In Bremen wird diese schöne Arie nachgerade zelebriert – wie auch später der „Wandergesell“, den man nirgend so gut hört wie von Alen Hodzovic.
Schlimmster Einfall: Egon von Wildenhagen kommt im Rollstuhl die Versenkung hochgefahren, nur damit die beiden Mädel mit ihm auf der Bühne herumfahren können. Auch er übrigens viel zu alt für die Rolle. Das ist hart an der Grenze der Geschmacklosigkeit.
Fazit: In Bremen nimmt man die ganze Sache ernst und unterhält dabei brillant und auf höchstem Niveau – in Berlin spielt man halt den „Vetter“ auf modern, ohne sich wirkliche Gedanken gemacht zu haben, wie das Ganze wirkt. Ich erlaubte mir, in der Pause die Umsitzenden nach Bremen einzuladen, damit sie sehen, wie der „Vetter“ richtig geht – und erntete tödliche Blicke.

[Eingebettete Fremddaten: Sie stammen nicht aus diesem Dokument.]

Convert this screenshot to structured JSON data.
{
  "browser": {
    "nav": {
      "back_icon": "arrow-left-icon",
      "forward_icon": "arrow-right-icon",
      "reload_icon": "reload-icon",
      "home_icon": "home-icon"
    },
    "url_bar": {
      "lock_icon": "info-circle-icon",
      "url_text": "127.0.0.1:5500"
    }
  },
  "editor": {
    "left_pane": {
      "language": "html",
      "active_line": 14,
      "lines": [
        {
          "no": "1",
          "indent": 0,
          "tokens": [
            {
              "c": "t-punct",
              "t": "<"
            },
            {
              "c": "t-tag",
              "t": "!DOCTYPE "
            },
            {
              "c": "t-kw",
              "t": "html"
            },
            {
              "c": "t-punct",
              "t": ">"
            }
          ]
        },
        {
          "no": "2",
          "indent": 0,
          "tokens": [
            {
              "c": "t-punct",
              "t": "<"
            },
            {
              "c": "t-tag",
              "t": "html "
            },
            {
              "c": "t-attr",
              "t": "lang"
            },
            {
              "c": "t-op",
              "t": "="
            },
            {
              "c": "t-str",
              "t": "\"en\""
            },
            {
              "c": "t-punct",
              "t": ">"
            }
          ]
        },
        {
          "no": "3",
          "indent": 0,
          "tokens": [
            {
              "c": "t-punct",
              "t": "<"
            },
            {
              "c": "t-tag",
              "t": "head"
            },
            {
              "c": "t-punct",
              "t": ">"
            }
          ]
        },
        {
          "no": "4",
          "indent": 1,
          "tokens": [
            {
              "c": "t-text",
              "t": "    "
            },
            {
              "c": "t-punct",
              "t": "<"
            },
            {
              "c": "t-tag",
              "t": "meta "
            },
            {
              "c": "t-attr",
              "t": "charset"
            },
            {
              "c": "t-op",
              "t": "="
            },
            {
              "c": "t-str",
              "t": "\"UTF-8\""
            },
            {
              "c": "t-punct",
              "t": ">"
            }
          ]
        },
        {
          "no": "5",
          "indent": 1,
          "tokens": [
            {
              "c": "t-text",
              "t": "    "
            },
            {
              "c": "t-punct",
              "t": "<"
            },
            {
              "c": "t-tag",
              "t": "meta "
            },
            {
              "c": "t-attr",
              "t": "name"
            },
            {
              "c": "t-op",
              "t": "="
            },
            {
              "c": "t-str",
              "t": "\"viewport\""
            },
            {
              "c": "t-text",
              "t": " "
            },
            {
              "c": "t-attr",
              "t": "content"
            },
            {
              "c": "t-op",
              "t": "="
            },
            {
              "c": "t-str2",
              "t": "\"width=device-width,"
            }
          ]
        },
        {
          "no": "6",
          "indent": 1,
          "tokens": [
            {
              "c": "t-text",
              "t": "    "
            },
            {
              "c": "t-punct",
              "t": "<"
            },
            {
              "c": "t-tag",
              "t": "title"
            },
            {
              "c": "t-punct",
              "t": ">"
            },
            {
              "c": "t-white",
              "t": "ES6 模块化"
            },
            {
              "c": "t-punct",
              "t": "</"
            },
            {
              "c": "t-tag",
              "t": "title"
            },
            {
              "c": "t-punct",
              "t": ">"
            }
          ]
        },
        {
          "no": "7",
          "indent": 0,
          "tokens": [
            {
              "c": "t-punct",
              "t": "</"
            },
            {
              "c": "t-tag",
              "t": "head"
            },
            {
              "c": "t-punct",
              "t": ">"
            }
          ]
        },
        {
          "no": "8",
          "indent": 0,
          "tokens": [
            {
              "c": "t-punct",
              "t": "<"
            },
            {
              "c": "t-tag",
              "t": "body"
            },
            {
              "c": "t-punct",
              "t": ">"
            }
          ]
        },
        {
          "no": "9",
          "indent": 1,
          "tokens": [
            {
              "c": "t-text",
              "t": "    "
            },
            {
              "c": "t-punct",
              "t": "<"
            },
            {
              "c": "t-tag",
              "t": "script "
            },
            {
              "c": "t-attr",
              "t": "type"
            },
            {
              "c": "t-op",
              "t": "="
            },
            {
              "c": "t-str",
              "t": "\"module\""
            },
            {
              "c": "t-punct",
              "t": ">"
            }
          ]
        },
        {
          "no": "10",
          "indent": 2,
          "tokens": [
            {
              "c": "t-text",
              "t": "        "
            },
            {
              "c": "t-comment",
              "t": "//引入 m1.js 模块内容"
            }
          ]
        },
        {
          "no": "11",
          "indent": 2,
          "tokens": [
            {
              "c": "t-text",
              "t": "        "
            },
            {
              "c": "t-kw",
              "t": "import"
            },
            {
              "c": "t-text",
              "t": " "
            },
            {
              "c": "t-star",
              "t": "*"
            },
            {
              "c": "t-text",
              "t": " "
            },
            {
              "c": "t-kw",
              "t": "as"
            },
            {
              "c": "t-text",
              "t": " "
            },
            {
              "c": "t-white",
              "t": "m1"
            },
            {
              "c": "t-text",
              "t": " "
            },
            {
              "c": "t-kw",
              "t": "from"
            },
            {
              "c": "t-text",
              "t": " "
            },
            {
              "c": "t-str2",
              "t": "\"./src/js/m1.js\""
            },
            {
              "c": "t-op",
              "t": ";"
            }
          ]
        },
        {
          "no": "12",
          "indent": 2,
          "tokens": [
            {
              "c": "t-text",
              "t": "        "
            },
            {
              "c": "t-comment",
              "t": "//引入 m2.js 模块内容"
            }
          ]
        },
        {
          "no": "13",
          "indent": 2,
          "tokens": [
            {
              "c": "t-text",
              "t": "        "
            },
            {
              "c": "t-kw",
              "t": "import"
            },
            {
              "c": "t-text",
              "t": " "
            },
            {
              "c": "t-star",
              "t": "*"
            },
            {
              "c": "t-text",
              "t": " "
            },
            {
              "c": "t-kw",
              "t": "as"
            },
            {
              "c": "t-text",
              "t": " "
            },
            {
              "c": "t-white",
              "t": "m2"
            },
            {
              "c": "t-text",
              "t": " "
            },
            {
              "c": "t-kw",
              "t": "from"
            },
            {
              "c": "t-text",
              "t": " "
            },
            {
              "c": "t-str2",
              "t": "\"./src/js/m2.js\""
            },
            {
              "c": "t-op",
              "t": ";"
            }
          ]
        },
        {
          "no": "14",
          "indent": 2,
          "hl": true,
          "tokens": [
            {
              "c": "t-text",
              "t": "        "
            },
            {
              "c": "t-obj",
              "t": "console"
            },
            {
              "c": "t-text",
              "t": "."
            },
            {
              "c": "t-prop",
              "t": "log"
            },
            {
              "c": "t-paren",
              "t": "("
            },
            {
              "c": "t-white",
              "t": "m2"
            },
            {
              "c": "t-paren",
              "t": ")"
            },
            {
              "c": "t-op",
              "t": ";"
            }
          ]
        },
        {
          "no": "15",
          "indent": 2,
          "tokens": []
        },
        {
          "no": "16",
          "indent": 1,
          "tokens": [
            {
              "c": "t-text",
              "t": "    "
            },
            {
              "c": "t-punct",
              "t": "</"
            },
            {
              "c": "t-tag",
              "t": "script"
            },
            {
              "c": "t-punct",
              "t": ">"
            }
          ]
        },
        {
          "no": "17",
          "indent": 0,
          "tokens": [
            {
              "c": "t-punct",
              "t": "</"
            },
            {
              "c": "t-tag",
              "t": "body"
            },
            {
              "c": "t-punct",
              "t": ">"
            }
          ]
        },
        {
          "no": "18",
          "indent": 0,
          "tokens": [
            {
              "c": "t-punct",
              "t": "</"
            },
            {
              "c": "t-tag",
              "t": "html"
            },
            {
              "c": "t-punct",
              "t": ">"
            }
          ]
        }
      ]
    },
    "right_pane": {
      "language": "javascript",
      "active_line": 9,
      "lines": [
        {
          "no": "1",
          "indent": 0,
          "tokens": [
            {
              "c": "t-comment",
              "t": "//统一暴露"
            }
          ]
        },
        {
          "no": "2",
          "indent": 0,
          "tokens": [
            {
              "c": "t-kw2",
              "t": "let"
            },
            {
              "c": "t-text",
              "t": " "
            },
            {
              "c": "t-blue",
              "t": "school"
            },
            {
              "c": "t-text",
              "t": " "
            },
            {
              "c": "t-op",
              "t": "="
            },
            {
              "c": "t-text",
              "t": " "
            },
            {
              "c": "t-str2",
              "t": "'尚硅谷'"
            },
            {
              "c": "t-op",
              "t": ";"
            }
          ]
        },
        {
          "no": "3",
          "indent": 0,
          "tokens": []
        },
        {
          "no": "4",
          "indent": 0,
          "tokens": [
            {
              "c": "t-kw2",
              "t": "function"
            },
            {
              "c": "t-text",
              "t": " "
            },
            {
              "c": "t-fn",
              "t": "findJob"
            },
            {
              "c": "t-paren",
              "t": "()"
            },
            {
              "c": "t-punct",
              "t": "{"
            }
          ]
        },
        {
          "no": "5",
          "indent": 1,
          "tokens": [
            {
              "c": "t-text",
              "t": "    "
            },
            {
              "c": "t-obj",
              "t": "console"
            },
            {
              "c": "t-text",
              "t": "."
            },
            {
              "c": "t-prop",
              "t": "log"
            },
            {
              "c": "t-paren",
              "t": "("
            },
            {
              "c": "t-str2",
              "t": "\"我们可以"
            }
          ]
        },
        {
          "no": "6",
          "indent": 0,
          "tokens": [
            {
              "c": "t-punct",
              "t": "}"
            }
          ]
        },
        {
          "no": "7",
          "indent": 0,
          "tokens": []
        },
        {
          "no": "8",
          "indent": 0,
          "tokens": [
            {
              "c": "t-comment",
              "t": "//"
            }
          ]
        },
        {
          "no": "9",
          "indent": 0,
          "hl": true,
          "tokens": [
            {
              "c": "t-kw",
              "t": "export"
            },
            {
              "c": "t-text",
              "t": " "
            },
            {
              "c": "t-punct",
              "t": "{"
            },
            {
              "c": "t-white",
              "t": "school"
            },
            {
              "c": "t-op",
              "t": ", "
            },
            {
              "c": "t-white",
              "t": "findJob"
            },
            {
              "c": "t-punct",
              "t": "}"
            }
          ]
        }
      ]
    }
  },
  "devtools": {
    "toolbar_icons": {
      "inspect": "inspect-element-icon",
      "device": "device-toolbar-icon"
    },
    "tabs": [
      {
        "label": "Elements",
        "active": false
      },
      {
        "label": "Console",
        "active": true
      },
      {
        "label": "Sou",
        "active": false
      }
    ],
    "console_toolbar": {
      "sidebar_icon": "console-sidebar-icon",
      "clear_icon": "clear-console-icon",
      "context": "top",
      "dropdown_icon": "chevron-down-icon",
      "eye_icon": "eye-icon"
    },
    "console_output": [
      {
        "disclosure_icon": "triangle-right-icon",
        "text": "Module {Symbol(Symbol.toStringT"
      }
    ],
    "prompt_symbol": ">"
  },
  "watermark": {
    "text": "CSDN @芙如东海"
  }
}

Es war dieselbe Arroganz, die auch von der Bühne herunterwehte: Ist ja nur der „Vetter aus Dingsda“.
Bremen kann froh sein, diese Inszenierung zu haben und dieses Ensemble zu haben – und das Ensemble kann froh sein, nicht an der Komischen Oper in jener Inszenierung agieren zu müssen.
Michael L. Mo, 28.03.2011 12:12 Uhr
"Medienkunst trifft Mozartoper", so steht es in Programm zu Mozarts Oper IDOMENEO. Ich kann das nur bestätigen, Die Bremer Oper bewegt sich mit dieser Inzenierung auf ganz neuen "Bühnenboden". Die gestrige Premiere ist gelungen, das Bühnenbild mit den neuen Videodesigns bewegt den Zuschauer in einer neue dreidimensionale Welt, Mozarts Ansätze zu dieser Oper kommen aber nie zu kurz. Mein Fazit: Eine super Inzenierung und sehr Empfehlenswert, Bestnote für die Hauptdarsteller.
Erwin Jürgensen Fr, 25.03.2011 17:05 Uhr
Zur Inszenierung der Oper "Madama Butterfly"
Die Butterfly-Produktion des Bremer Theaters ist meines Erachtens ein gelungenes Beispiel des modernen Regietheaters. Die Regisseurin Lydia Steier hat das Werk darauf abgeklopft, was es zur Erhellung unserer modernen Lebenswelt beitragen kann, und ist auf überraschende Weise fündig geworden:
Die in der Originalhandlung angelegten Rollenmuster sind verfallen. Denn welcher aufgeschlossene Theaterbesucher wollte ernsthaft ein Frauenbvild bewahren, das der Frau - in der Abhängigkeit vom Mann - eine Opferrolle zuschreibt, an der sie psychisch zerbrechen muss, und wer ist mit einem Männerbild einverstanden, in dem Männer Gefühle schamlos instrumentalisieren?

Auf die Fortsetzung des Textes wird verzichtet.